Speaking for the unhinged

Jonathan Chait dismisses critics of proposed education reform as 'unhinged.' Speaking as one of the whackjobs, here's the sort of thing that makes us loonies so nervous.

From a press release (6/8/09) from the Department of Education:

Emphasizing the need for additional effective education entrepreneurs to join the work of reforming America's lowest performing public schools, U.S. Secretary of Education Arne Duncan told reporters during a conference call this afternoon that states must be open to charter schools. Too much is at stake for states financially and for students academically to restrict choice and innovation.

"States that do not have public charter laws or put artificial caps on the growth of charter schools will jeopardize their applications under the Race to the Top Fund," Secretary Duncan said. "To be clear, this administration is not looking to open unregulated and unaccountable schools. We want real autonomy for charters combined with a rigorous authorization process and high performance standards."
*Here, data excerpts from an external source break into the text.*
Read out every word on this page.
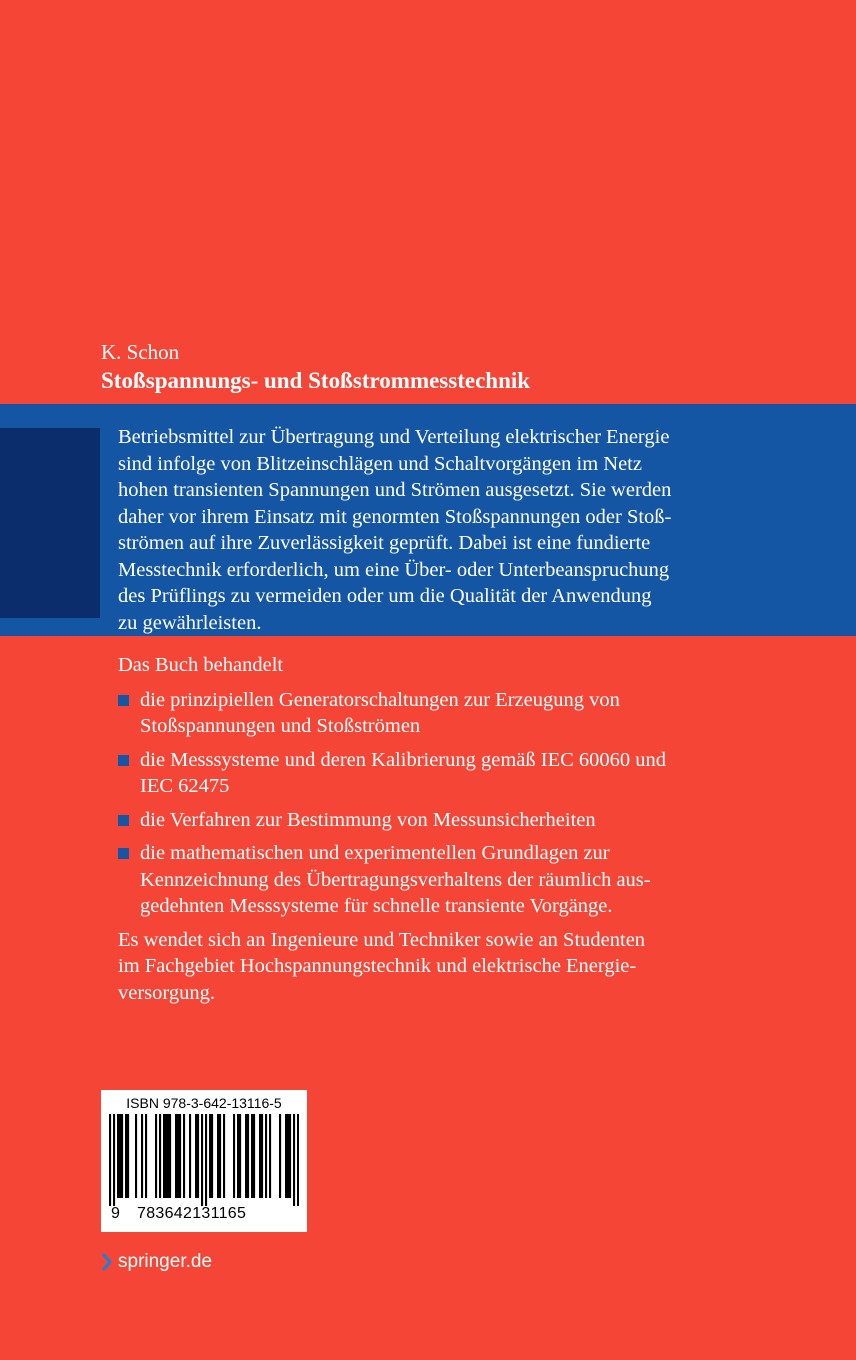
K. Schon
Stoßspannungs- und Stoßstrommesstechnik
Betriebsmittel zur Übertragung und Verteilung elektrischer Energie
sind infolge von Blitzeinschlägen und Schaltvorgängen im Netz
hohen transienten Spannungen und Strömen ausgesetzt. Sie werden
daher vor ihrem Einsatz mit genormten Stoßspannungen oder Stoß-
strömen auf ihre Zuverlässigkeit geprüft. Dabei ist eine fundierte
Messtechnik erforderlich, um eine Über- oder Unterbeanspruchung
des Prüflings zu vermeiden oder um die Qualität der Anwendung
zu gewährleisten.
Das Buch behandelt
die prinzipiellen Generatorschaltungen zur Erzeugung von
Stoßspannungen und Stoßströmen
die Messsysteme und deren Kalibrierung gemäß IEC 60060 und
IEC 62475
die Verfahren zur Bestimmung von Messunsicherheiten
die mathematischen und experimentellen Grundlagen zur
Kennzeichnung des Übertragungsverhaltens der räumlich aus-
gedehnten Messsysteme für schnelle transiente Vorgänge.
Es wendet sich an Ingenieure und Techniker sowie an Studenten
im Fachgebiet Hochspannungstechnik und elektrische Energie-
versorgung.
ISBN 978-3-642-13116-5
9 783642131165
springer.de
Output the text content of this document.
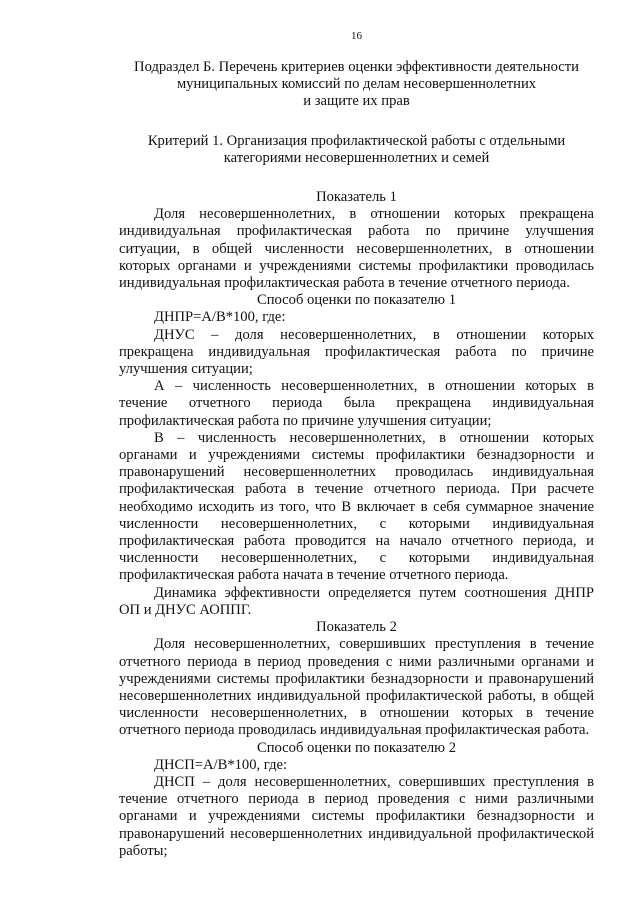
16
Подраздел Б. Перечень критериев оценки эффективности деятельности
муниципальных комиссий по делам несовершеннолетних
и защите их прав
Критерий 1. Организация профилактической работы с отдельными
категориями несовершеннолетних и семей
Показатель 1

Доля несовершеннолетних, в отношении которых прекращена индивидуальная профилактическая работа по причине улучшения ситуации, в общей численности несовершеннолетних, в отношении которых органами и учреждениями системы профилактики проводилась индивидуальная профилактическая работа в течение отчетного периода.

Способ оценки по показателю 1

ДНПР=А/В*100, где:

ДНУС – доля несовершеннолетних, в отношении которых прекращена индивидуальная профилактическая работа по причине улучшения ситуации;

А – численность несовершеннолетних, в отношении которых в течение отчетного периода была прекращена индивидуальная профилактическая работа по причине улучшения ситуации;

В – численность несовершеннолетних, в отношении которых органами и учреждениями системы профилактики безнадзорности и правонарушений несовершеннолетних проводилась индивидуальная профилактическая работа в течение отчетного периода. При расчете необходимо исходить из того, что В включает в себя суммарное значение численности несовершеннолетних, с которыми индивидуальная профилактическая работа проводится на начало отчетного периода, и численности несовершеннолетних, с которыми индивидуальная профилактическая работа начата в течение отчетного периода.

Динамика эффективности определяется путем соотношения ДНПР ОП и ДНУС АОППГ.

Показатель 2

Доля несовершеннолетних, совершивших преступления в течение отчетного периода в период проведения с ними различными органами и учреждениями системы профилактики безнадзорности и правонарушений несовершеннолетних индивидуальной профилактической работы, в общей численности несовершеннолетних, в отношении которых в течение отчетного периода проводилась индивидуальная профилактическая работа.

Способ оценки по показателю 2

ДНСП=А/В*100, где:

ДНСП – доля несовершеннолетних, совершивших преступления в течение отчетного периода в период проведения с ними различными органами и учреждениями системы профилактики безнадзорности и правонарушений несовершеннолетних индивидуальной профилактической работы;
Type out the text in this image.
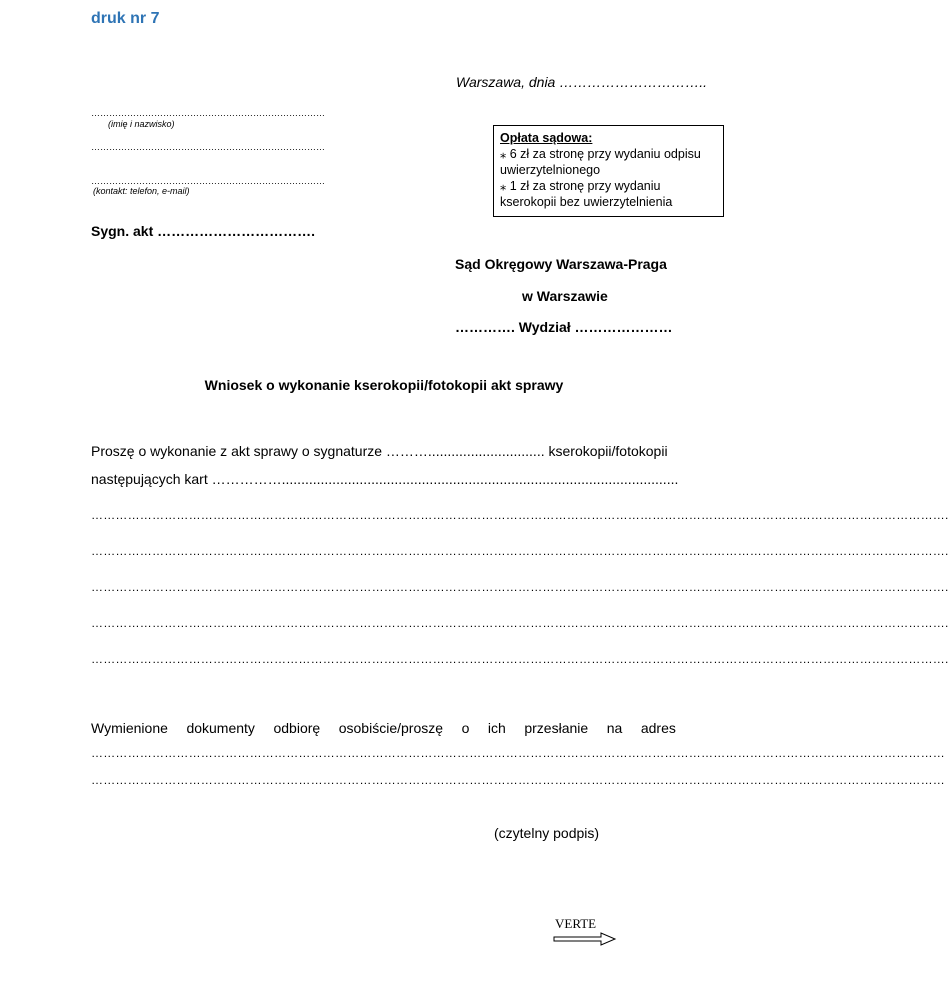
druk nr 7
Warszawa, dnia …………………………..
……………………………………………………………………
(imię i nazwisko)
……………………………………………………………………
……………………………………………………………………
(kontakt: telefon, e-mail)
Opłata sądowa:
⁎ 6 zł za stronę przy wydaniu odpisu uwierzytelnionego
⁎ 1 zł za stronę przy wydaniu kserokopii bez uwierzytelnienia
Sygn. akt …………………………….
Sąd Okręgowy Warszawa-Praga
w Warszawie
…………. Wydział …………………
Wniosek o wykonanie kserokopii/fotokopii akt sprawy
Proszę o wykonanie z akt sprawy o sygnaturze ……….............................. kserokopii/fotokopii
następujących kart ……………......................................................................................................
………………………………………………………………………………………………………………………………………………………………………………………….
………………………………………………………………………………………………………………………………………………………………………………………….
………………………………………………………………………………………………………………………………………………………………………………………….
………………………………………………………………………………………………………………………………………………………………………………………….
………………………………………………………………………………………………………………………………………………………………………………………….
Wymienione dokumenty odbiorę osobiście/proszę o ich przesłanie na adres
…………………………………………………………………………………………………………………………………………………………………………………………
…………………………………………………………………………………………………………………………………………………………………………………………
(czytelny podpis)
VERTE
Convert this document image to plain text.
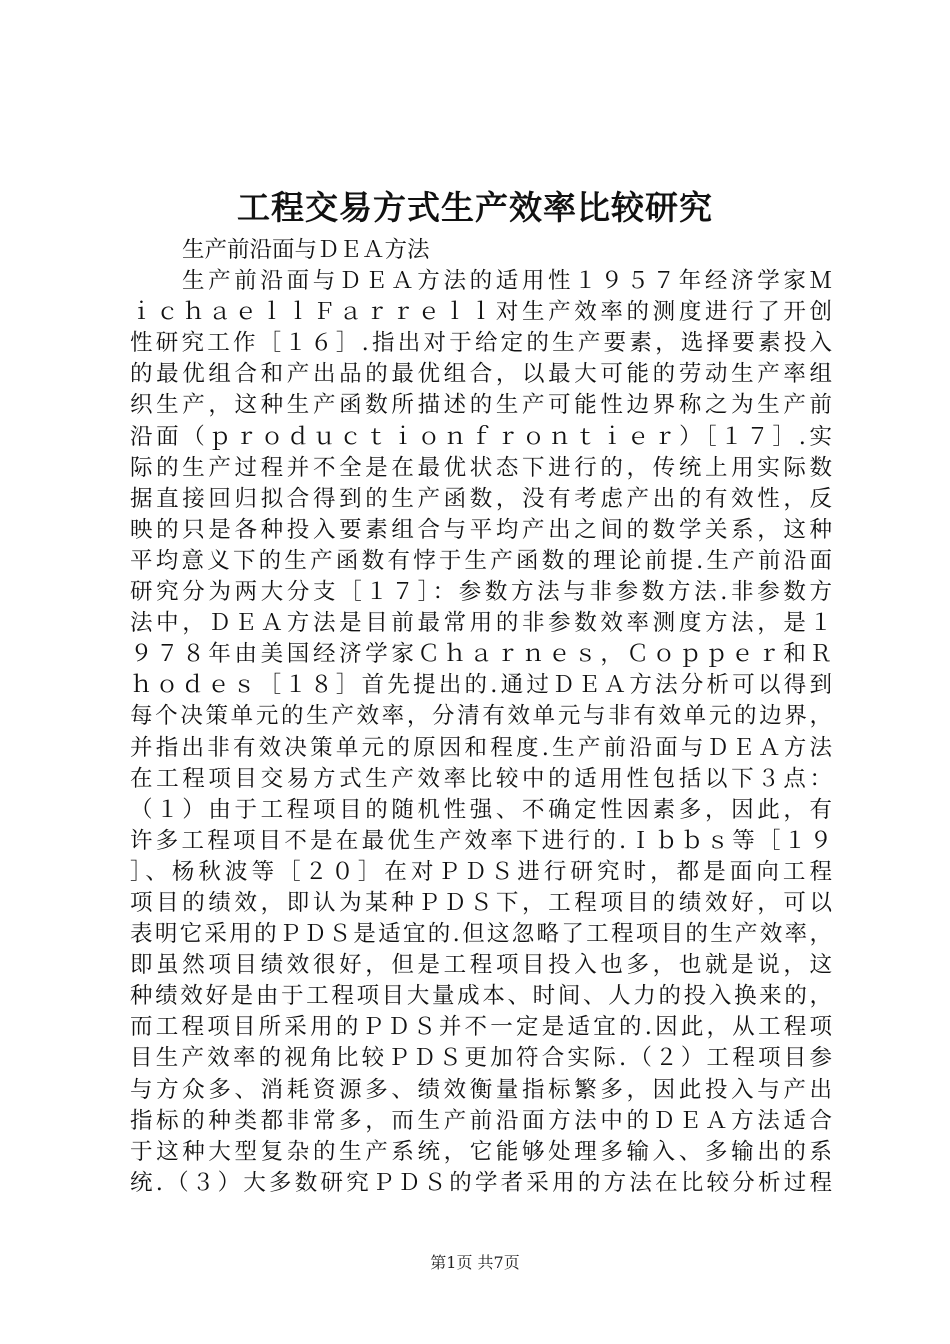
工程交易方式生产效率比较研究
生产前沿面与ＤＥＡ方法
生产前沿面与ＤＥＡ方法的适用性１９５７年经济学家Ｍ
ｉｃｈａｅｌｌＦａｒｒｅｌｌ对生产效率的测度进行了开创
性研究工作［１６］.指出对于给定的生产要素，选择要素投入
的最优组合和产出品的最优组合，以最大可能的劳动生产率组
织生产，这种生产函数所描述的生产可能性边界称之为生产前
沿面（ｐｒｏｄｕｃｔｉｏｎｆｒｏｎｔｉｅｒ）［１７］.实
际的生产过程并不全是在最优状态下进行的，传统上用实际数
据直接回归拟合得到的生产函数，没有考虑产出的有效性，反
映的只是各种投入要素组合与平均产出之间的数学关系，这种
平均意义下的生产函数有悖于生产函数的理论前提.生产前沿面
研究分为两大分支［１７］：参数方法与非参数方法.非参数方
法中，ＤＥＡ方法是目前最常用的非参数效率测度方法，是１
９７８年由美国经济学家Ｃｈａｒｎｅｓ，Ｃｏｐｐｅｒ和Ｒ
ｈｏｄｅｓ［１８］首先提出的.通过ＤＥＡ方法分析可以得到
每个决策单元的生产效率，分清有效单元与非有效单元的边界，
并指出非有效决策单元的原因和程度.生产前沿面与ＤＥＡ方法
在工程项目交易方式生产效率比较中的适用性包括以下３点：
（１）由于工程项目的随机性强、不确定性因素多，因此，有
许多工程项目不是在最优生产效率下进行的.Ｉｂｂｓ等［１９
］、杨秋波等［２０］在对ＰＤＳ进行研究时，都是面向工程
项目的绩效，即认为某种ＰＤＳ下，工程项目的绩效好，可以
表明它采用的ＰＤＳ是适宜的.但这忽略了工程项目的生产效率，
即虽然项目绩效很好，但是工程项目投入也多，也就是说，这
种绩效好是由于工程项目大量成本、时间、人力的投入换来的，
而工程项目所采用的ＰＤＳ并不一定是适宜的.因此，从工程项
目生产效率的视角比较ＰＤＳ更加符合实际.（２）工程项目参
与方众多、消耗资源多、绩效衡量指标繁多，因此投入与产出
指标的种类都非常多，而生产前沿面方法中的ＤＥＡ方法适合
于这种大型复杂的生产系统，它能够处理多输入、多输出的系
统.（３）大多数研究ＰＤＳ的学者采用的方法在比较分析过程
第1页 共7页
From a May 1st story in the New York Times:

But for all their support and cultural cachet, the majority of the 5,000 or so charter schools nationwide appear to be no better, and in many cases worse, than local public schools when measured by achievement on standardized tests, according to experts citing years of research. Last year one of the most comprehensive studies, by researchers from Stanford University, found that fewer than one-fifth of charter schools nationally offered a better education than comparable local schools, almost half offered an equivalent education and more than a third, 37 percent, were “significantly worse.”
Us nutjobs would like to see the administration reconsider its position based on the data.

1 comment:

  1. I'd be interested to see what models countries higher in the ranking use. According to this page:

    The US is in the middle of the pack in terms of mathematics scores. Meanwhile, the top three countries (Hong Kong, Finland, South Korea) are not hotbeds of privatized schooling. Looking at the wikipedia websites, the two things that jump out are a focus on intense competition (South Korea and Hong Kong) and heavy streaming of students (all three).

    Finland, in particular, has a very socialist education system. The only major country with a charter school system in the same test (New Zealand) came in 12th -- not a bad ranking but hardly evidence that they have the best approach going.